Viagem ao Princípio do Mundo

Por Maria do Carmo Alvarenga

Em 19/10/2024

Direção: Manoel de Oliveira
Roteiro: Manoel de Oliveira e Jacques Parsi
Com: Marcello Mastroianni, Jean-Yves Gauthier, Isabel de Castro, Leonor Silveira, Diogo Dória, José Pinto
País de produção: Portugal/França
Ano de lançamento: 1997

A minha concepção de viagem é algo completamente sensorial. É preciso sentir o destino, respirar seus ares, vivenciar a cultura e experimentar um pouco dos hábitos locais. Assim, nesse clima de imersão, consegui coincidir uma rápida ida à Sampa com o início da 48a Mostra Internacional de Cinema de São Paulo.

Pesquisei a programação e, de cara, já me interessei pelo título do filme Viagem ao Princípio do Mundo do realizador português, Manoel de Oliveira. Obaaa!!! Cinemaaa!!! Dirigi-me, completamente feliz, à Avenida Paulista, mais precisamente ao cine Reserva.

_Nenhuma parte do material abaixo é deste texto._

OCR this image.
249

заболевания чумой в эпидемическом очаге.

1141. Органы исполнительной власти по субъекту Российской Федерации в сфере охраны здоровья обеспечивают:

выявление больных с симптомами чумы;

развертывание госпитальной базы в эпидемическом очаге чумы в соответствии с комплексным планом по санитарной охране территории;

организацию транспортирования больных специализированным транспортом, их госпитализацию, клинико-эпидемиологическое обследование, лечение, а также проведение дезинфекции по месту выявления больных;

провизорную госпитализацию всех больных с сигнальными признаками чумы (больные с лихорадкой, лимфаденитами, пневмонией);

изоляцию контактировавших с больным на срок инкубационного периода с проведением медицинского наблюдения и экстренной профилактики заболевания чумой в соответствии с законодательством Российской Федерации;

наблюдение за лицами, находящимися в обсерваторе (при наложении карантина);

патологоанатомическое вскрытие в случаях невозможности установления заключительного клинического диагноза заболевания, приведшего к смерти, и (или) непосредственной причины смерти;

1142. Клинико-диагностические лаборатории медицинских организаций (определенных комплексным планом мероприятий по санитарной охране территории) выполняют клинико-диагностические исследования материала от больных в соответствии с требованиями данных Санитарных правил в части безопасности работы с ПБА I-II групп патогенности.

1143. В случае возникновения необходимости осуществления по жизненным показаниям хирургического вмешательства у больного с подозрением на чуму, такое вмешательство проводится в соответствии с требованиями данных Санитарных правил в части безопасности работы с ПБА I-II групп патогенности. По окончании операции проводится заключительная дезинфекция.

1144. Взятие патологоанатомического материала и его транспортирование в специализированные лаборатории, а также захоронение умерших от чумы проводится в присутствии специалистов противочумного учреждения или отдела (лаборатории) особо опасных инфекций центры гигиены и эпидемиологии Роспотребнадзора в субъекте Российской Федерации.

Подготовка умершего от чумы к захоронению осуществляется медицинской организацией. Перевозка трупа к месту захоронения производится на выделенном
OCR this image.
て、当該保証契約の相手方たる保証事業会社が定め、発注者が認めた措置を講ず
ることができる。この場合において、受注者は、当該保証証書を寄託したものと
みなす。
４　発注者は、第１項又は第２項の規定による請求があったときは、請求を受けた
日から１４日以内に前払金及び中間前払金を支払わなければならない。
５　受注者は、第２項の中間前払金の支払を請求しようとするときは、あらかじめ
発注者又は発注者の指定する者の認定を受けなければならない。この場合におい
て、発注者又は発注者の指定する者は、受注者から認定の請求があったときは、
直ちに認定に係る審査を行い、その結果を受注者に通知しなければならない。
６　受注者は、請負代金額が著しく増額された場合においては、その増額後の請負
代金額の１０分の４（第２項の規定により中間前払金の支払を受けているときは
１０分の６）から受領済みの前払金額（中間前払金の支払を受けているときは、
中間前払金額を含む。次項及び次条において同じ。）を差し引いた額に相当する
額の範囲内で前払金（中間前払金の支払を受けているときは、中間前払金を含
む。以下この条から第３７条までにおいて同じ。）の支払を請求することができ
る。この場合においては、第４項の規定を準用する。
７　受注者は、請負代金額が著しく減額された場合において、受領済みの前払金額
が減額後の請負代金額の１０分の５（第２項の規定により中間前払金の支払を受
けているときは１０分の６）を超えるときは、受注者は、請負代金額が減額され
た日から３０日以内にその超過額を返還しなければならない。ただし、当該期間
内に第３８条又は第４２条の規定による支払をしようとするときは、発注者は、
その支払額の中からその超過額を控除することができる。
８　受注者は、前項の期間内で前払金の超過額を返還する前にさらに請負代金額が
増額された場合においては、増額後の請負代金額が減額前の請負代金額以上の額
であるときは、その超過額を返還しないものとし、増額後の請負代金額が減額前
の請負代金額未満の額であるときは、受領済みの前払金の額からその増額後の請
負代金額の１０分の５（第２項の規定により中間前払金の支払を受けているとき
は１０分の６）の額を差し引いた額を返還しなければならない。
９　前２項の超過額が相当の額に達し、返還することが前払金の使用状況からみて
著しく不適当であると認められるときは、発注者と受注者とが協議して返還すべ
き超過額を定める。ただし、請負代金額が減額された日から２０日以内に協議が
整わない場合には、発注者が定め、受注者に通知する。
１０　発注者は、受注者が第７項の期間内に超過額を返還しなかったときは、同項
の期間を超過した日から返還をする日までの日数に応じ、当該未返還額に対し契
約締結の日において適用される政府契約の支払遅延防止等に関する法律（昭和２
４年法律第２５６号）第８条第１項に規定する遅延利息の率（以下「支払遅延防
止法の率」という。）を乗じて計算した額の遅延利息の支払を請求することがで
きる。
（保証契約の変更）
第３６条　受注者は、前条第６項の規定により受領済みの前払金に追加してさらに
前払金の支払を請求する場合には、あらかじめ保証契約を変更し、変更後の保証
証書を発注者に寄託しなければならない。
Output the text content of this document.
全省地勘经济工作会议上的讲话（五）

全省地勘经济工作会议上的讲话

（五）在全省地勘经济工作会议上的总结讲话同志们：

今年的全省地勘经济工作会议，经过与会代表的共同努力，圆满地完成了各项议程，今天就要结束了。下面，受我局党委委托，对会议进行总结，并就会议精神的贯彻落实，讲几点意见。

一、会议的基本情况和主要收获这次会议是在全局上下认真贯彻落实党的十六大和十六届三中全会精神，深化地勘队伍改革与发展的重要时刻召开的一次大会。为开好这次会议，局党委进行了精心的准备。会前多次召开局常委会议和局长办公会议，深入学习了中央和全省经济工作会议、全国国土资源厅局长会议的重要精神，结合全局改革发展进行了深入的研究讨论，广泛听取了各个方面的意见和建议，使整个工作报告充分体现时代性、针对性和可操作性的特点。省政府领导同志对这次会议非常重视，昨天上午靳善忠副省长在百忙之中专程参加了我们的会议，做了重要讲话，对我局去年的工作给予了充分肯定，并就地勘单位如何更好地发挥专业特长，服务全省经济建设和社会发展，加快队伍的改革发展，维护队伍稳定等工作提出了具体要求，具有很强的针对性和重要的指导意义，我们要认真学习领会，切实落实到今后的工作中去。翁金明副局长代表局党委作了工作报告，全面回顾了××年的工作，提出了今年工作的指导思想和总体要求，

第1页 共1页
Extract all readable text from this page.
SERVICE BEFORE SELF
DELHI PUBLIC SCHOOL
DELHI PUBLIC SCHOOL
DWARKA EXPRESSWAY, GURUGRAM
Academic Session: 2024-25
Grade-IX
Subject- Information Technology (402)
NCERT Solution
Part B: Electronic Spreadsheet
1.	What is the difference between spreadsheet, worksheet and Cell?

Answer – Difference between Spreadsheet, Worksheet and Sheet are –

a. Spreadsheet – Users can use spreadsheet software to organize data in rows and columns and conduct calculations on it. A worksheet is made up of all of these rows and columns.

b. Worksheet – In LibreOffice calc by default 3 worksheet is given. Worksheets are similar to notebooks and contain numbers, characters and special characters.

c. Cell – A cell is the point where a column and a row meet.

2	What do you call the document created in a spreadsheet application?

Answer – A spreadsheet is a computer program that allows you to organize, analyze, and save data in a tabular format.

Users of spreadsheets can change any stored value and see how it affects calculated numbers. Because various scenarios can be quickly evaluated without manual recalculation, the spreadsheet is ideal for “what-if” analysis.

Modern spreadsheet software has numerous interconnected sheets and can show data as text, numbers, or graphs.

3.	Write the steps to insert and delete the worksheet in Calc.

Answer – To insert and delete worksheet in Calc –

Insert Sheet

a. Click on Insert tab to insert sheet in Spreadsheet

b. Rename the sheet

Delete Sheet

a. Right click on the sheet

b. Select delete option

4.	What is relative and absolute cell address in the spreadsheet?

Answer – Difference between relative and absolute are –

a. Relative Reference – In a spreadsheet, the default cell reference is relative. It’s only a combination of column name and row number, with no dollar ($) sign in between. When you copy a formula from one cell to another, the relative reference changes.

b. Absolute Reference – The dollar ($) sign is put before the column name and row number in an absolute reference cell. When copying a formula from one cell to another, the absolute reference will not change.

Devidamente instalada, deixo-me conduzir por mais uma história no telão. Viagem ao princípio do mundo é uma produção luso-francesa que se passa numa viagem do veterano cineasta Manoel (Marcello Mastroianni) pelo norte de Portugal na companhia de três atores. Entre estes, Afonso (Jean-Yves Gautier) é um francês de origem portuguesa, que aproveita a oportunidade para encontrar uma velha tia e descobrir as suas origens, ao mesmo tempo em que Manoel tem um reencontro com o passado.

Oliveira nos proporciona um percurso recheado de poesia, tanto no texto do roteiro quanto nas imagens. Para isso, ele não tem pressa e solicita um olhar atento e paciente do espectador. O ritmo da história é lento e essa vagareza é um convite à respirar, admirar a paisagem e entrar no clima da nostalgia dos personagens. Sim, porque pelo caminho, Manoel vai reencontrando os lugares de sua infância, como o colégio, um prédio em ruínas em que ele para e recorda episódios alegres dos tempos de menino. A saudade se descortina como o tema principal da trama.

Percebi a língua como um fator de destaque nesse filme, que é gravado em francês, mas durante a conversa dos personagens, a língua lusófona vai se fazendo presente também. Por exemplo, o termo “saudade” é privilégio do nosso português e, inclusive, o significado subjetivo é explicado na conversa entre eles. As diferenças entre falantes, que às vezes provocam distâncias, em outras, aproximam e tudo fica evidente, por exemplo, quando a tia de Afonso, num episódio cômico, desconfia da identidade do ator, por ele não falar a mesma língua que ela. Entre diversidades pátrias, vamos desvelando histórias e culturas franco-lusófonas, como guerras e origens dos nomes. Toda essa riqueza de informação é transmitida com leveza, graças ao estilo poético do diretor, ao ponto de sermos agraciados por versos de Camões.

A fotografia bucólica é uma forma de expressar visualmente a extensão das palavras em versos. Ao longo de toda a viagem, vemos as belas imagens do campo e pequenas vilas que complementam a atmosfera poética. A escolha por posicionar a câmera na parte traseira do carro em movimento, ajuda a compor a ideia de saudade, de passado e de caminho percorrido pois, literalmente, vamos deixando as paisagens para trás.

Esse belíssimo filme foi realizado em 1996, quando o diretor Manoel de Oliveira tinha 89 anos. Percebe-se que, o personagem cineasta Manoel, pode ser a sua própria auto-representação e tem também o pai de Afonso que também se chama Manoel. Foi a última atuação de Marcello Mastroianni, que faleceu em dezembro de 1996. Que bom que tivemos a felicidade nesta vida de sermos presenteados com tão brilhantes talentos e com obras eternizadas.


Comentários

Uma resposta para “Viagem ao Princípio do Mundo”.

  1. Só com a descrição, fiquei encantada pelo filme! Cinema e literatura juntos numa viagem, pra representar as belezas da vida (paisagens, momentos vividos, a história de cada um) e sentimentos de todos nós (pertencimento, nostalgia, saudade). Deu muita vontade de ver!!